黒柴カラーリングなのに洋犬の風貌は私がオーダメイドした?っていうくらい好みだし、ペコペコの耳も体の割に大きな脚も、よく笑ってくれるところも、抱っこが苦手なところも、寝言がやたら大きいところも、私が体調を崩すと隣で看病してくれる14kgの愛も全部愛おしくてしょうがない。

保健所で一歩間違えればなくなっていたかもしれない命、神様は少しだけ延長してくれるらしいから、その時まで私は与えられる愛を全部あなたに捧げたい。

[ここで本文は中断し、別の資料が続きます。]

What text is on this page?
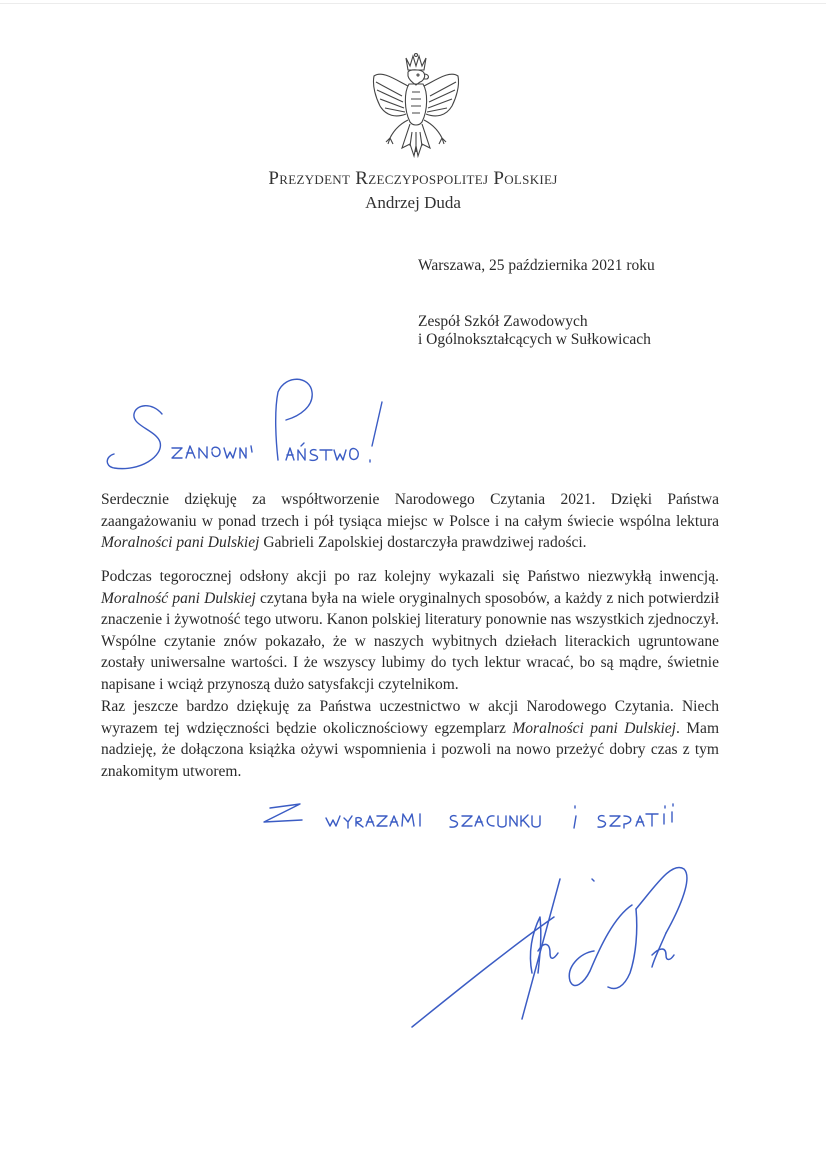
Prezydent Rzeczypospolitej Polskiej
Andrzej Duda
Warszawa, 25 października 2021 roku
Zespół Szkół Zawodowych
i Ogólnokształcących w Sułkowicach

Serdecznie dziękuję za współtworzenie Narodowego Czytania 2021. Dzięki Państwa zaangażowaniu w ponad trzech i pół tysiąca miejsc w Polsce i na całym świecie wspólna lektura Moralności pani Dulskiej Gabrieli Zapolskiej dostarczyła prawdziwej radości.

Podczas tegorocznej odsłony akcji po raz kolejny wykazali się Państwo niezwykłą inwencją. Moralność pani Dulskiej czytana była na wiele oryginalnych sposobów, a każdy z nich potwierdził znaczenie i żywotność tego utworu. Kanon polskiej literatury ponownie nas wszystkich zjednoczył. Wspólne czytanie znów pokazało, że w naszych wybitnych dziełach literackich ugruntowane zostały uniwersalne wartości. I że wszyscy lubimy do tych lektur wracać, bo są mądre, świetnie napisane i wciąż przynoszą dużo satysfakcji czytelnikom.

Raz jeszcze bardzo dziękuję za Państwa uczestnictwo w akcji Narodowego Czytania. Niech wyrazem tej wdzięczności będzie okolicznościowy egzemplarz Moralności pani Dulskiej. Mam nadzieję, że dołączona książka ożywi wspomnienia i pozwoli na nowo przeżyć dobry czas z tym znakomitym utworem.
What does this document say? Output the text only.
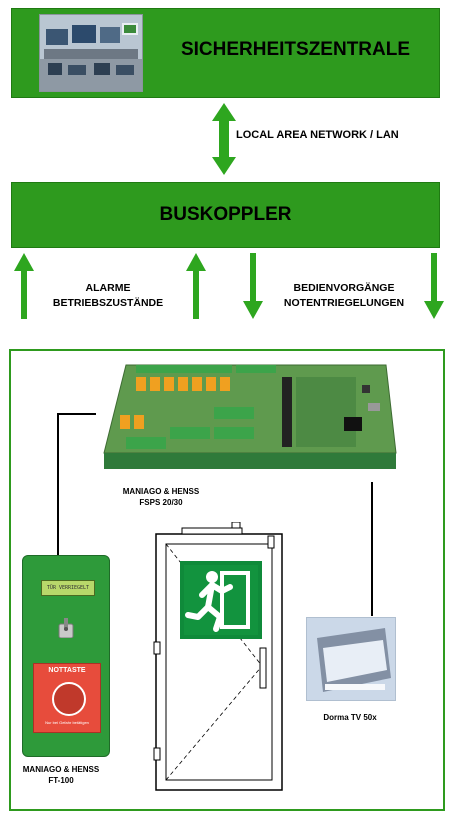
SICHERHEITSZENTRALE
LOCAL AREA NETWORK / LAN
BUSKOPPLER
ALARME
BETRIEBSZUSTÄNDE
BEDIENVORGÄNGE
NOTENTRIEGELUNGEN
MANIAGO & HENSS
FSPS 20/30
TÜR VERRIEGELT
NOTTASTE
Nur bei Gefahr betätigen
MANIAGO & HENSS
FT-100
Dorma TV 50x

だからどうかゆっくり、出来るだけゆっくり歳をとってほしい。

11ヶ月のあの頃もシニアに差し掛かってきた今も、毎日が一番可愛くてこれからも多分それは更新されていってどれだけ歳をとっても私はあなたのことが大好きなんだろう。

あなたが来た時にいいお兄さんだったピッピはもういない。どう頑張っても同じだけ生きることは出来ない。だからこそ後悔なく全部の愛を捧げて愛し尽くしたい。

大好きだよ。私の家に来てくれてありがとう。これからもよろしくね。